Right call. . . except for the humidity factor. The scene was a bit steamy with drops of perspiration racing down body parts. But that problem didn’t stop the laughter, smiles and bright colors. The adults opted for exchanging “happy face” exchanges opposed to “sweaty hugs”. Okay, that state of mind was limited to the adults.
On the other hand, the kids like Eila Giglio were oblivious of the humidity, sweating or heat. They were too busy scampering through the gardens in blue T-shirts and learning from art from Matt Clark, Robyn O’Neil, Lyle Hobratschk, The Color Condition’s Marianne Newsom and Sunny Sliger, Jason Kraus, John Holt Smith, Ruben Ochoa, Vicki Meek, Morehshin Allahyari, Christopher Blay and Blows + Arrows’s Alicia and Adam Rico.
A tired Travis Hollman found the perfect spot — in a beanbag under a shade tree just behind the stage, where The Tremors and Run For Your Life would be performing. He tried to get son Cruz to settle back with him, but Spiderman Cruz would have nothing to do with sitting still.
Then there was the Garden Gallery, where twins Caden and Kellan Carter painted boxes. Nearby Henry Morgan was situated on the grass with a cups of purple paint and red paint within reach. He was a little camera shy because of the shiner he had earned Friday after bumping into a classmate.
Just a few feet away artist Vicki Meek, who was one of the Nasher XChange artists was conducting a slew of young artists in foam sculpting.
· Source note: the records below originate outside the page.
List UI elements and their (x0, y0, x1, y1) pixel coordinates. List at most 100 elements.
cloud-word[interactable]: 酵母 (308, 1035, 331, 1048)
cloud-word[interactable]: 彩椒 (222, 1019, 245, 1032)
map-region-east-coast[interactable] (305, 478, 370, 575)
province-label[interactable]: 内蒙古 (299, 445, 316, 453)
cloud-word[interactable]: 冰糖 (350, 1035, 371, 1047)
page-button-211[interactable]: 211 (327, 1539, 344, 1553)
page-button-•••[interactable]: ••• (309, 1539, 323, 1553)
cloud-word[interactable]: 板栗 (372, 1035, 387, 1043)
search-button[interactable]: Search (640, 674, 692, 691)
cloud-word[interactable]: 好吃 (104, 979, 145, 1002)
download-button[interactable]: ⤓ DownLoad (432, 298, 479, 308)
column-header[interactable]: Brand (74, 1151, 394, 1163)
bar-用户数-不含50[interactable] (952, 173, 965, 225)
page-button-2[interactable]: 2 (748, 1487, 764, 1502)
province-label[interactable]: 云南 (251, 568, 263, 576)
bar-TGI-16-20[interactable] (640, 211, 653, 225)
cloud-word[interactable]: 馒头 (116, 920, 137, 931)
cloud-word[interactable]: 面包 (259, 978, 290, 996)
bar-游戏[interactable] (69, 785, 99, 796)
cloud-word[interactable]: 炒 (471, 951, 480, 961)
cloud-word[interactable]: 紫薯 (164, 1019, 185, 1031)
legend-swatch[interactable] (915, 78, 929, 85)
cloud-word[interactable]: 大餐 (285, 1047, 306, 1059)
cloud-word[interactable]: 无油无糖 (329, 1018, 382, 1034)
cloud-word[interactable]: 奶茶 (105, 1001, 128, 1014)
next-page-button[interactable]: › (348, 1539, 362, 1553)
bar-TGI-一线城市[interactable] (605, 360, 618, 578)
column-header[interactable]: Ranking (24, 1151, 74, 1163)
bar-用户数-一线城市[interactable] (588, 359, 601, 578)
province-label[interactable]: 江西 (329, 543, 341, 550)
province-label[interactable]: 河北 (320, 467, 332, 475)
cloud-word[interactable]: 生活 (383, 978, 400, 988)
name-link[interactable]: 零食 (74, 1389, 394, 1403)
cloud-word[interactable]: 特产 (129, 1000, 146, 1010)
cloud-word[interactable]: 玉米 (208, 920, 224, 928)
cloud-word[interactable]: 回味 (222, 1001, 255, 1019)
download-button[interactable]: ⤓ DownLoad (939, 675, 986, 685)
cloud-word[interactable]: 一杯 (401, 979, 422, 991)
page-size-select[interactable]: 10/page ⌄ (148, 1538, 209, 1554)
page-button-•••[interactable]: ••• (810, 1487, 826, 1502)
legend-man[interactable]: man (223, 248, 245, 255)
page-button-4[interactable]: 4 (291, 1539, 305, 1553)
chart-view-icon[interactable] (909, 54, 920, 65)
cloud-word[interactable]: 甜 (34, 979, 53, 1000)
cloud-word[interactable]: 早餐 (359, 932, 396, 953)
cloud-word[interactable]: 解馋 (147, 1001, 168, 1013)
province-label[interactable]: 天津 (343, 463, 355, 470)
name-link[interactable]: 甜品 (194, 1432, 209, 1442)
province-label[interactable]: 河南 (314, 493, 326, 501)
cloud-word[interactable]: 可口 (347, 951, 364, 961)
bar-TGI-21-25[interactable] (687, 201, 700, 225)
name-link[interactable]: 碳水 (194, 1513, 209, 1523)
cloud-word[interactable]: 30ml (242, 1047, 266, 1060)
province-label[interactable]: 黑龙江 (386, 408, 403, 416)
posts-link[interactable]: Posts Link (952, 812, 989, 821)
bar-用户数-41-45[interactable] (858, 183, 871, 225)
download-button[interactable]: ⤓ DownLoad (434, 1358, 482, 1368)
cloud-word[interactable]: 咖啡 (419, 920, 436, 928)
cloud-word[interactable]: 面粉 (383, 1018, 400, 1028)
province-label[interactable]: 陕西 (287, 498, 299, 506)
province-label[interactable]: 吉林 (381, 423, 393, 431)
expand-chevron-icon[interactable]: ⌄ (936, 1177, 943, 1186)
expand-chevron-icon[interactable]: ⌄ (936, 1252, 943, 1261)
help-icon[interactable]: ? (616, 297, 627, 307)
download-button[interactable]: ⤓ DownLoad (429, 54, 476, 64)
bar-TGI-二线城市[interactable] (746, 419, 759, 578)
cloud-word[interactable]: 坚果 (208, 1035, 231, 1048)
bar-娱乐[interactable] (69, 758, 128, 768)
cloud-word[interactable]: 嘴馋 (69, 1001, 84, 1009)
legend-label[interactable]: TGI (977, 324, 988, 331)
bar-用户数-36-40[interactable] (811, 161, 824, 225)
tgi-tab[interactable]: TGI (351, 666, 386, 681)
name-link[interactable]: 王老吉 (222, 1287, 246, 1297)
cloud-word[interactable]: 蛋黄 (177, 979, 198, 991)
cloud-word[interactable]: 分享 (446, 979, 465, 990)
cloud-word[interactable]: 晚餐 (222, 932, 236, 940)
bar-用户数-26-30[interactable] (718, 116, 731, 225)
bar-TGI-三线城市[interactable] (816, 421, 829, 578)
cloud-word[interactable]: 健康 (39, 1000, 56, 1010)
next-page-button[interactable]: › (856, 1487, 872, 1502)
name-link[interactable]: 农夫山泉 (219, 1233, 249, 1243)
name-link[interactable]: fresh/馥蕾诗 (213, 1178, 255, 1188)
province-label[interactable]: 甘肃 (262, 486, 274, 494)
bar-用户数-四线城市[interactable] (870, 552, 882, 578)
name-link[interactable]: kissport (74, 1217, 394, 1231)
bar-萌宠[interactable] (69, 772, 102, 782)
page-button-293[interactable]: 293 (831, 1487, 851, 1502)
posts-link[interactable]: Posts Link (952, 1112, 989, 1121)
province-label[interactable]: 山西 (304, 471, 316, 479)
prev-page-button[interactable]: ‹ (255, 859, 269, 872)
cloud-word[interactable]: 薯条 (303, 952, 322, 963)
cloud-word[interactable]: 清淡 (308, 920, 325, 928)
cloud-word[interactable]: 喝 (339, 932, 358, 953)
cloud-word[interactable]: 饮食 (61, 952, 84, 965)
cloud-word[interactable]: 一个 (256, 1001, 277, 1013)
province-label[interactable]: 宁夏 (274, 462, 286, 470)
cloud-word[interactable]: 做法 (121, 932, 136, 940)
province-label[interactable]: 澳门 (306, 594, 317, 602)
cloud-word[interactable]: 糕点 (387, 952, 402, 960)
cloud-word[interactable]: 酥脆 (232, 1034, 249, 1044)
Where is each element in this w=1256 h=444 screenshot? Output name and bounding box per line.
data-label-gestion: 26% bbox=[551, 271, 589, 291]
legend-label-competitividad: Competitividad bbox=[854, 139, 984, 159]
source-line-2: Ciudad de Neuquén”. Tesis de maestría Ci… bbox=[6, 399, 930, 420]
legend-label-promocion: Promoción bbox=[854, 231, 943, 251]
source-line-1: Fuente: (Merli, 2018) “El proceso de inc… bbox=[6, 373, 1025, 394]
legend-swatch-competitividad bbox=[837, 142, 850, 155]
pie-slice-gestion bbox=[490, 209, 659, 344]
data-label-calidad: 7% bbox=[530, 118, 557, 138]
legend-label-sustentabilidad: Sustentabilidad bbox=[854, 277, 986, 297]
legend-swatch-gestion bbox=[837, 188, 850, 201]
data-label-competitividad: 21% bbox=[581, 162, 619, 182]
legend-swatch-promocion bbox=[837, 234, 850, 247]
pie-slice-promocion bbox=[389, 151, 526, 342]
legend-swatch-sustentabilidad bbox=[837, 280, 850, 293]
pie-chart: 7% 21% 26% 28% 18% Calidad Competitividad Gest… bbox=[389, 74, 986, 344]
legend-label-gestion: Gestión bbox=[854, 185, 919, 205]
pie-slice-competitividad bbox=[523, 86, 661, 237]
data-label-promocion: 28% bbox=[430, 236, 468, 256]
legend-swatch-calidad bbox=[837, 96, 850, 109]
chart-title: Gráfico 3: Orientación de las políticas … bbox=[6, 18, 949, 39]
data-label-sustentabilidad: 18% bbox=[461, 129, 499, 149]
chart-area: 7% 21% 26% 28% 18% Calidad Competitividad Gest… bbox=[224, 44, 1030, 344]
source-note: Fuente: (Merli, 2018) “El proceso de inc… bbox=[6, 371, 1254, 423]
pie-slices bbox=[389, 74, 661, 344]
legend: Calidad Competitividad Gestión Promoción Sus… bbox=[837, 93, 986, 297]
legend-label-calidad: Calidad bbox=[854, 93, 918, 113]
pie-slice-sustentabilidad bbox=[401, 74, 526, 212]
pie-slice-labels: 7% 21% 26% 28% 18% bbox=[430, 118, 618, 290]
Barrett Gibbins took his program and had the various artists autograph their pages. . . 2013 Great Create Co-Chairs Lucy and Steve Wrubel arrived and were immediately swamped by friends. . . Karen Luken was putting on the finishing touches of William Dounley’s streaming costume. He had originally planned to help hand out apples and fresh fruit from the Whole Foods station, but when asked to put on the colorful costume, he said, “I never say, ‘No’, to dress up.”
And food for all ages was available thanks to Which Wich, Whole Foods, Chateau Ste. Michelle, Ben E. Keith Company, Nasher Café by Wolfgang Puck and JK Chocolate.
As the grounds were soon overrun with kids and parents trying to keep up, someone asked Nasher Director Jeremy Strick why they don’t do the program every month. Like a dutiful father, his response — “Because my staff would kill me.”